GENEVA, May 7 (UNHCR) – The UN refugee agency has launched a repatriation programme for tens of thousands of refugees who want to return to the Democratic Republic of the Congo from neighbouring Republic of the Congo.
In a low-key start to the operation, a small convoy of boats on Saturday took 79 refugees down the Oubangui River from the town of Betou in Republic of the Congo (ROC) to Dongo in northern Democratic Republic of the Congo's Equateur province. UNHCR and senior officials of the two countries are expected to take part in a formal ceremony later.
A further two convoys carrying almost 620 people are expected to take place today and on Friday, stopping at Dongo, Ikpengbele and Mozombo. UNHCR plans to assist 49,000 refugees return this year from ROC and 32,000 next year. The refugee agency also plans to repatriate Congolese refugees from Central African Republic, but this programme is being developed.
The operation for Republic of Congo will be a major logistical challenge for UNHCR and its partners, with refugees dispersed in remote areas over a wide area.

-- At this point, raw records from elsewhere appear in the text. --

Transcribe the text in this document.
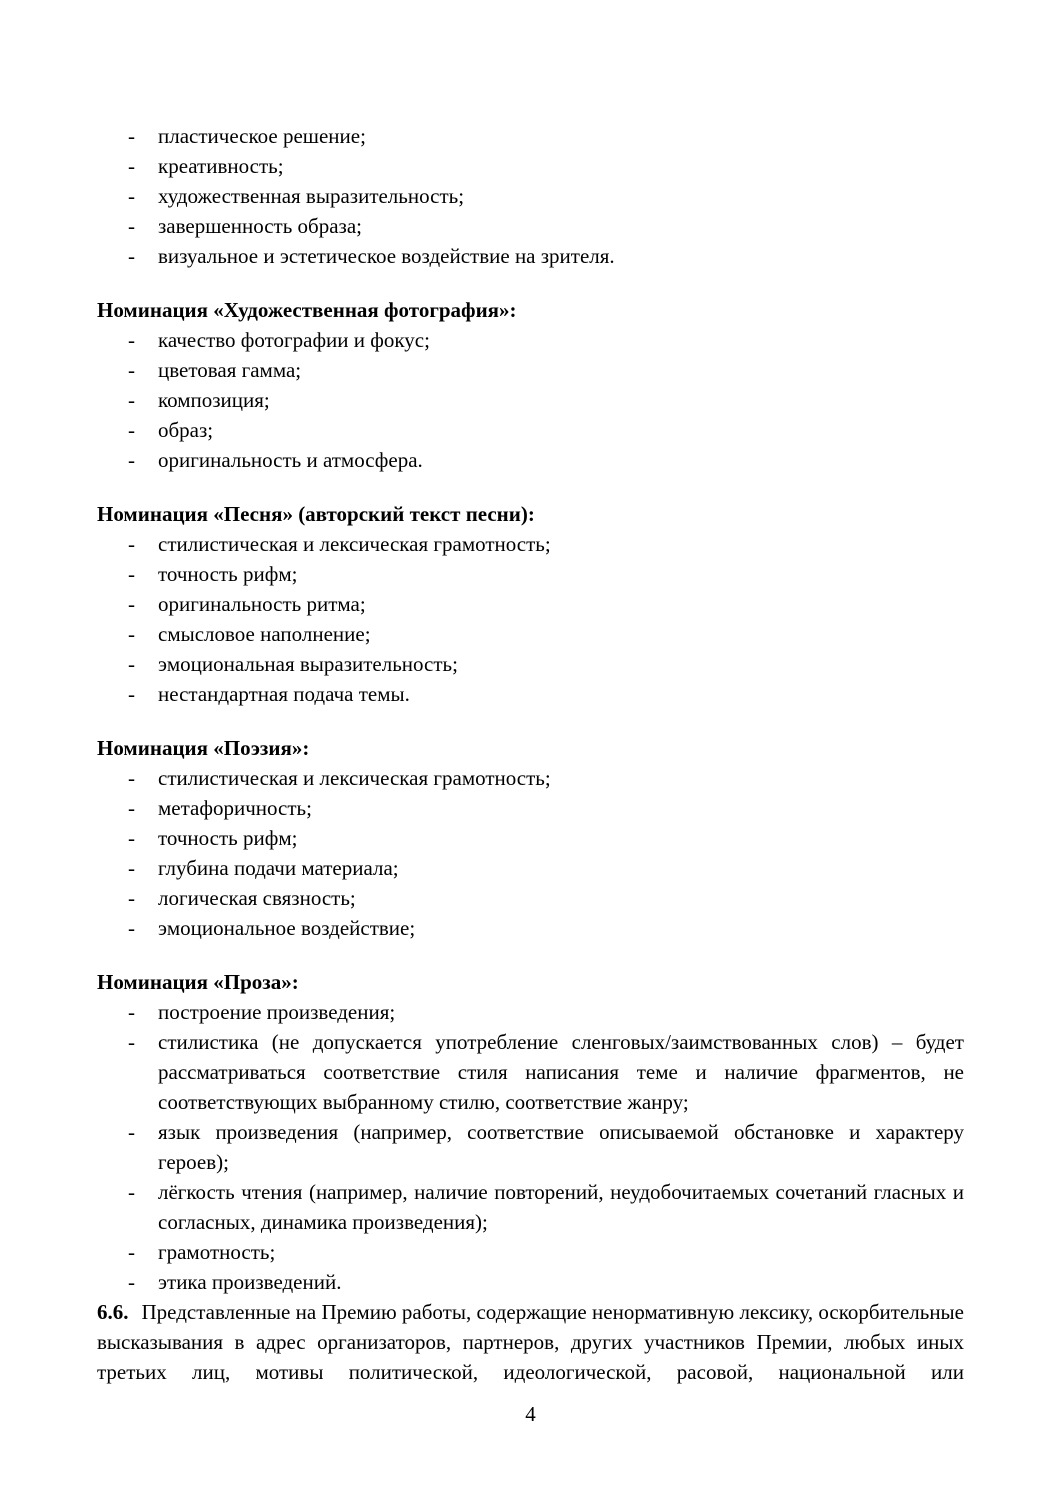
- пластическое решение;
- креативность;
- художественная выразительность;
- завершенность образа;
- визуальное и эстетическое воздействие на зрителя.

Номинация «Художественная фотография»:

- качество фотографии и фокус;
- цветовая гамма;
- композиция;
- образ;
- оригинальность и атмосфера.

Номинация «Песня» (авторский текст песни):

- стилистическая и лексическая грамотность;
- точность рифм;
- оригинальность ритма;
- смысловое наполнение;
- эмоциональная выразительность;
- нестандартная подача темы.

Номинация «Поэзия»:

- стилистическая и лексическая грамотность;
- метафоричность;
- точность рифм;
- глубина подачи материала;
- логическая связность;
- эмоциональное воздействие;

Номинация «Проза»:

- построение произведения;
- стилистика (не допускается употребление сленговых/заимствованных слов) – будет рассматриваться соответствие стиля написания теме и наличие фрагментов, не соответствующих выбранному стилю, соответствие жанру;
- язык произведения (например, соответствие описываемой обстановке и характеру героев);
- лёгкость чтения (например, наличие повторений, неудобочитаемых сочетаний гласных и согласных, динамика произведения);
- грамотность;
- этика произведений.

6.6. Представленные на Премию работы, содержащие ненормативную лексику, оскорбительные высказывания в адрес организаторов, партнеров, других участников Премии, любых иных третьих лиц, мотивы политической, идеологической, расовой, национальной или

4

The refugee returnees on last weekend's convoy were among an estimated 143,000 civilians who fled to neighbouring countries (123,000 to Republic of Congo and 20,000 to Central African Republic) to escape inter-ethnic clashes sparked by fishing and farming disputes in Equateur in late 2009. Those crossing to the Republic of Congo sought shelter in remote settlements on the banks of the Oubangui.
A further 100,000 sought safety in other parts of Equateur, but most went back to their villages as the situation improved. A few thousand have returned from Republic of Congo, but many come over to check their lands on a regular basis.
UNHCR has been helping the returnees, providing shelter kits and constructing more than 200 homes for the vulnerable. It has also been promoting reconciliation between the Enyele and Munzaya communities, who signed a non-aggression pact early last year.
As part of the reconciliation programme, a UNHCR-funded community radio station went on air last October. It can be heard across the river.